De même, cette évolution de la gériatrie n’est pas sans conséquences sur la prise en charge des autres générations. Sous la pression des associations de patients, le vieillissement cognitif s’est transformé en maladie. Ainsi, le moindre patient au déficit mnésique, au manque de diagnostic évident se voit gratifier d’un bilan médical et radiologique complet, au risque de créer des files d’attente qui pénalisent des patients plus jeunes.
Evolution des pratiques
Paulette Guinchard, ancienne ministre, décédée récemment, avait initié une réforme ambitieuse de la prise en charge des personnes âgées en faisant bien ressortir la prise en charge globale et en mettant l’accent sur le rôle et la formation des aidants. Elaboré dans un contexte économique et démographique moins contraint, ce dispositif se heurte aujourd’hui à une évolution démographique importante, à des aspirations – voire des exigences – des personnes âgées et de leurs familles, ainsi qu’à une évolution des techniques médicales qui modifient radicalement la donne et appelle à réfléchir sur les pratiques et leur sens.
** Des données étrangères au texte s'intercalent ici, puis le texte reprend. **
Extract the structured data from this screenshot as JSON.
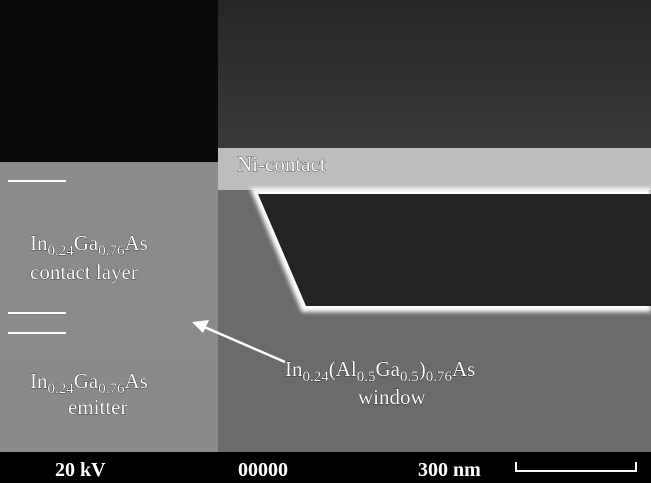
{
  "labels": {
    "ni_contact": "Ni-contact",
    "contact_layer": {
      "formula": [
        {
          "t": "In"
        },
        {
          "sub": "0.24"
        },
        {
          "t": "Ga"
        },
        {
          "sub": "0.76"
        },
        {
          "t": "As"
        }
      ],
      "text": "contact layer"
    },
    "emitter": {
      "formula": [
        {
          "t": "In"
        },
        {
          "sub": "0.24"
        },
        {
          "t": "Ga"
        },
        {
          "sub": "0.76"
        },
        {
          "t": "As"
        }
      ],
      "text": "emitter"
    },
    "window": {
      "formula": [
        {
          "t": "In"
        },
        {
          "sub": "0.24"
        },
        {
          "t": "(Al"
        },
        {
          "sub": "0.5"
        },
        {
          "t": "Ga"
        },
        {
          "sub": "0.5"
        },
        {
          "t": ")"
        },
        {
          "sub": "0.76"
        },
        {
          "t": "As"
        }
      ],
      "text": "window"
    }
  },
  "info_bar": {
    "voltage": "20 kV",
    "id": "00000",
    "scale": "300 nm"
  }
}
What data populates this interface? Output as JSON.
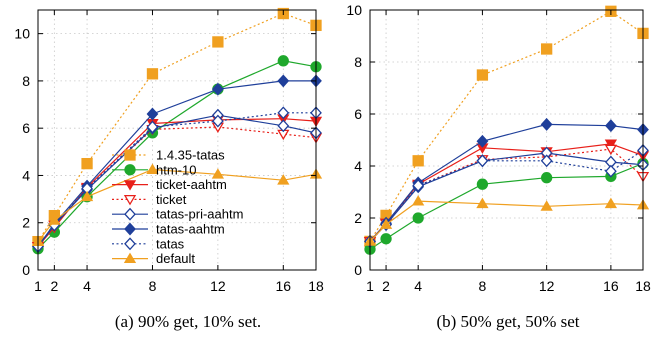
{
  "chart_data": [
    {
      "type": "line",
      "caption": "(a) 90% get, 10% set.",
      "x": [
        1,
        2,
        4,
        8,
        12,
        16,
        18
      ],
      "xticks": [
        1,
        2,
        4,
        8,
        12,
        16,
        18
      ],
      "ylim": [
        0,
        11
      ],
      "yticks": [
        0,
        2,
        4,
        6,
        8,
        10
      ],
      "xlim": [
        1,
        18
      ],
      "grid": true,
      "legend_position": "inside-bottom-center",
      "series": [
        {
          "name": "1.4.35-tatas",
          "values": [
            1.2,
            2.3,
            4.5,
            8.3,
            9.65,
            10.85,
            10.35
          ]
        },
        {
          "name": "htm-10",
          "values": [
            0.9,
            1.6,
            3.1,
            5.8,
            7.65,
            8.85,
            8.6
          ]
        },
        {
          "name": "ticket-aahtm",
          "values": [
            1.0,
            1.8,
            3.5,
            6.2,
            6.35,
            6.4,
            6.3
          ]
        },
        {
          "name": "ticket",
          "values": [
            1.0,
            1.9,
            3.45,
            5.95,
            6.05,
            5.75,
            5.6
          ]
        },
        {
          "name": "tatas-pri-aahtm",
          "values": [
            1.0,
            1.9,
            3.4,
            6.0,
            6.55,
            6.1,
            5.8
          ]
        },
        {
          "name": "tatas-aahtm",
          "values": [
            1.0,
            1.95,
            3.55,
            6.6,
            7.65,
            8.0,
            8.0
          ]
        },
        {
          "name": "tatas",
          "values": [
            1.0,
            1.9,
            3.45,
            6.05,
            6.3,
            6.65,
            6.65
          ]
        },
        {
          "name": "default",
          "values": [
            1.2,
            2.1,
            3.1,
            4.25,
            4.05,
            3.8,
            4.05
          ]
        }
      ]
    },
    {
      "type": "line",
      "caption": "(b) 50% get, 50% set",
      "x": [
        1,
        2,
        4,
        8,
        12,
        16,
        18
      ],
      "xticks": [
        1,
        2,
        4,
        8,
        12,
        16,
        18
      ],
      "ylim": [
        0,
        10
      ],
      "yticks": [
        0,
        2,
        4,
        6,
        8,
        10
      ],
      "xlim": [
        1,
        18
      ],
      "grid": true,
      "series": [
        {
          "name": "1.4.35-tatas",
          "values": [
            1.1,
            2.1,
            4.2,
            7.5,
            8.5,
            9.95,
            9.1
          ]
        },
        {
          "name": "htm-10",
          "values": [
            0.8,
            1.2,
            2.0,
            3.3,
            3.55,
            3.6,
            4.1
          ]
        },
        {
          "name": "ticket-aahtm",
          "values": [
            1.1,
            1.8,
            3.3,
            4.7,
            4.55,
            4.85,
            4.4
          ]
        },
        {
          "name": "ticket",
          "values": [
            1.1,
            1.8,
            3.25,
            4.25,
            4.35,
            4.65,
            3.6
          ]
        },
        {
          "name": "tatas-pri-aahtm",
          "values": [
            1.1,
            1.75,
            3.2,
            4.2,
            4.5,
            4.15,
            4.05
          ]
        },
        {
          "name": "tatas-aahtm",
          "values": [
            1.1,
            1.8,
            3.35,
            4.95,
            5.6,
            5.55,
            5.4
          ]
        },
        {
          "name": "tatas",
          "values": [
            1.1,
            1.75,
            3.25,
            4.2,
            4.2,
            3.8,
            4.6
          ]
        },
        {
          "name": "default",
          "values": [
            1.1,
            1.75,
            2.65,
            2.55,
            2.45,
            2.55,
            2.5
          ]
        }
      ]
    }
  ],
  "styles": {
    "1.4.35-tatas": {
      "color": "#f0a020",
      "marker": "square",
      "dash": "dot",
      "fill": true
    },
    "htm-10": {
      "color": "#1fa82c",
      "marker": "circle",
      "dash": "solid",
      "fill": true
    },
    "ticket-aahtm": {
      "color": "#e8201a",
      "marker": "triangle-down",
      "dash": "solid",
      "fill": true
    },
    "ticket": {
      "color": "#e8201a",
      "marker": "triangle-down",
      "dash": "dot",
      "fill": false
    },
    "tatas-pri-aahtm": {
      "color": "#1f3f9a",
      "marker": "diamond",
      "dash": "solid",
      "fill": false
    },
    "tatas-aahtm": {
      "color": "#1f3f9a",
      "marker": "diamond",
      "dash": "solid",
      "fill": true
    },
    "tatas": {
      "color": "#1f3f9a",
      "marker": "diamond",
      "dash": "dot",
      "fill": false
    },
    "default": {
      "color": "#f0a020",
      "marker": "triangle-up",
      "dash": "solid",
      "fill": true
    }
  }
}
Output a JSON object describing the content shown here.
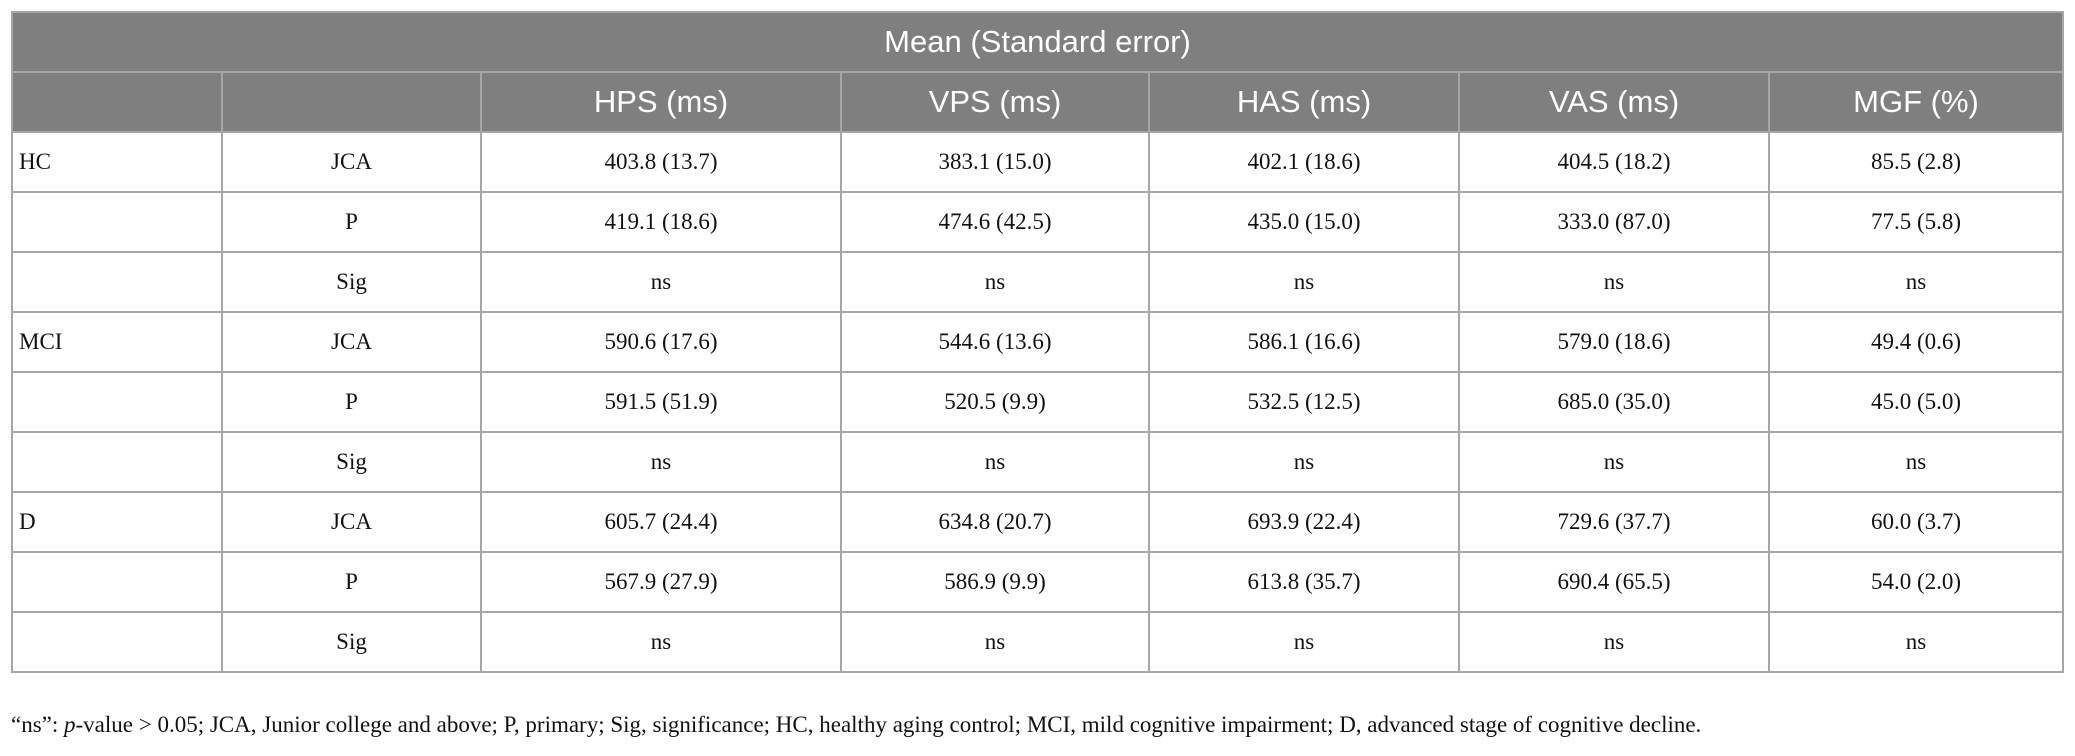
{
  "table": {
    "title": "Mean (Standard error)",
    "columns": [
      "HPS (ms)",
      "VPS (ms)",
      "HAS (ms)",
      "VAS (ms)",
      "MGF (%)"
    ],
    "groups": [
      {
        "name": "HC",
        "rows": [
          {
            "label": "JCA",
            "values": [
              "403.8 (13.7)",
              "383.1 (15.0)",
              "402.1 (18.6)",
              "404.5 (18.2)",
              "85.5 (2.8)"
            ]
          },
          {
            "label": "P",
            "values": [
              "419.1 (18.6)",
              "474.6 (42.5)",
              "435.0 (15.0)",
              "333.0 (87.0)",
              "77.5 (5.8)"
            ]
          },
          {
            "label": "Sig",
            "values": [
              "ns",
              "ns",
              "ns",
              "ns",
              "ns"
            ]
          }
        ]
      },
      {
        "name": "MCI",
        "rows": [
          {
            "label": "JCA",
            "values": [
              "590.6 (17.6)",
              "544.6 (13.6)",
              "586.1 (16.6)",
              "579.0 (18.6)",
              "49.4 (0.6)"
            ]
          },
          {
            "label": "P",
            "values": [
              "591.5 (51.9)",
              "520.5 (9.9)",
              "532.5 (12.5)",
              "685.0 (35.0)",
              "45.0 (5.0)"
            ]
          },
          {
            "label": "Sig",
            "values": [
              "ns",
              "ns",
              "ns",
              "ns",
              "ns"
            ]
          }
        ]
      },
      {
        "name": "D",
        "rows": [
          {
            "label": "JCA",
            "values": [
              "605.7 (24.4)",
              "634.8 (20.7)",
              "693.9 (22.4)",
              "729.6 (37.7)",
              "60.0 (3.7)"
            ]
          },
          {
            "label": "P",
            "values": [
              "567.9 (27.9)",
              "586.9 (9.9)",
              "613.8 (35.7)",
              "690.4 (65.5)",
              "54.0 (2.0)"
            ]
          },
          {
            "label": "Sig",
            "values": [
              "ns",
              "ns",
              "ns",
              "ns",
              "ns"
            ]
          }
        ]
      }
    ]
  },
  "footnote": [
    "“ns”: ",
    "p",
    "-value > 0.05; JCA, Junior college and above; P, primary; Sig, significance; HC, healthy aging control; MCI, mild cognitive impairment; D, advanced stage of cognitive decline."
  ]
}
La crise des urgences n’est donc que la partie visible d’une évolution de la médecine qui mérite d’être repensée. Y remédier par de simples mesures quantitatives, c’est s’assurer de reporter la charge sur les générations futures. Le numerus clausus, instauré dans les années 1970 pour répondre à l’explosion des dépenses de santé, s’est révélé inadapté sans une réflexion profonde sur l’évolution des pratiques. Les décideurs d’aujourd’hui ainsi que les générations qui sortent de la vie active, habituées au toujours plus et qui, selon l’expression consacrée, « profitent de leurs petits-enfants »,auraient intérêt à s’en préoccuper et à s’assurer que cette charge soit supportable pour ces derniers.
Jean-Philippe Gallat est médecin inspecteur de santé publique, cardio-gériatre et ancien directeur des affaires sociales. Elu Génération Ecologie de 1989 à 1995, il a été adjoint au maire de Besançon et conseiller régional de Franche-Comté.